What happens next isn’t rough. It isn’t violent. It’s the opposite of his first claiming in every way. Though his kisses are thorough and leave me breathless, his touches are tender and loving. He’d been in a rush to take me the first time, to seal his legal status as my bonded mate, and what happens next feels like the sweetest apology.

He strokes me to orgasm twice before thrusting his cock into me, and when he does enter my pussy, the lingering soreness from last night coalesces with the heated pulses ravaging my center, making me writhe beneath him. I open my mouth to moan, but of course no sound escapes. My nipples harden to painful peaks, and, as if sensing my discomfort, Kenan suckles each rosy summit for several long moments before pulling back to gaze upon me, his eyes ever intense.

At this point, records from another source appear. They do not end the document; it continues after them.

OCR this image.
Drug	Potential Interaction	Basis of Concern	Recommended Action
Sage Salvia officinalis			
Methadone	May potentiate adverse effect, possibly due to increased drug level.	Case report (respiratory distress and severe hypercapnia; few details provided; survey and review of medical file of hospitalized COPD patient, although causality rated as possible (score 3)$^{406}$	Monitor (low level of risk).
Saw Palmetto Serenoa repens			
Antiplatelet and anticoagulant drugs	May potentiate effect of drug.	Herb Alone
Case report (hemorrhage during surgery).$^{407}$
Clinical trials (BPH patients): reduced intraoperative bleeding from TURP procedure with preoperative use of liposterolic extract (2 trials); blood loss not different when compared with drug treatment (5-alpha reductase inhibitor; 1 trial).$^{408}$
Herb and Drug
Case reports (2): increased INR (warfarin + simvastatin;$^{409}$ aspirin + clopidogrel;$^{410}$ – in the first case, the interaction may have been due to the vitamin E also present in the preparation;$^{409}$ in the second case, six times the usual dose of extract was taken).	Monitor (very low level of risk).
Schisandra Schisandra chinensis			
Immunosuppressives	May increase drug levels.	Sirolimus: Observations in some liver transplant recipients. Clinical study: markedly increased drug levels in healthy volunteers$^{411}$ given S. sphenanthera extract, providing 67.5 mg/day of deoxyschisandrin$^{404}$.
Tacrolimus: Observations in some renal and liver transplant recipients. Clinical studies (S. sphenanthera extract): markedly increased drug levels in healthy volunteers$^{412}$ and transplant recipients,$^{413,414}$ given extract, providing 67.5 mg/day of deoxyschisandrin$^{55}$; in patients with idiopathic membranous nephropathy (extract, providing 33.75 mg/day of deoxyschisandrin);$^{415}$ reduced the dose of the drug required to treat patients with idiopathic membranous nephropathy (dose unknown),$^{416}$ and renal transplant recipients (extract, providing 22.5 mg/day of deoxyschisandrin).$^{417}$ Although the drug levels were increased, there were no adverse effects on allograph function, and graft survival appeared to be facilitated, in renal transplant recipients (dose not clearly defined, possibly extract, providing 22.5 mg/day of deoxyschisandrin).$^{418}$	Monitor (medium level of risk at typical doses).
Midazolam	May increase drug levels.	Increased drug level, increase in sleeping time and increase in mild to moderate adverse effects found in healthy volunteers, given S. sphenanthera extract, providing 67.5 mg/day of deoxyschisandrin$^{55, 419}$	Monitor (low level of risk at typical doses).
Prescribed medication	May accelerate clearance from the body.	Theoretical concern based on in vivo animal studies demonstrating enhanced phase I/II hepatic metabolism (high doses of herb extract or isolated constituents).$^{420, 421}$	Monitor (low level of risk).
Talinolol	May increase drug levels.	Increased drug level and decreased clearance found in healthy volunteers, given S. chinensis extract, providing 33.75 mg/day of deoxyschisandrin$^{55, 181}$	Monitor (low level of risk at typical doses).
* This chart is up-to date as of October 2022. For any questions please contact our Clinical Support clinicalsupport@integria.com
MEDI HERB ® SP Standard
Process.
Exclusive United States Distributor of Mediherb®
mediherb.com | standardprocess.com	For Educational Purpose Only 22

When he stares at me unblinkingly, he looks like a predator sizing up his prey, ready to pounce and devour. Despite this thought, I spread my legs wider while he increases his pace, inviting him to devour me, as pressure coils tighter and tighter in my throbbing wet center.

“Mine,” he says, our lips mere inches apart. “You are mine, Laylah.”

Our bodies shine with perspiration, and the primal sound of fucking, flesh slapping against flesh, fills the cavernous room. I close my eyes, letting the rapture build inside me, my whole body tingling with earthshattering pleasure.

Come. Fucking come right now, Laylah,” is the last thing I hear before I’m suddenly propelled to the stars.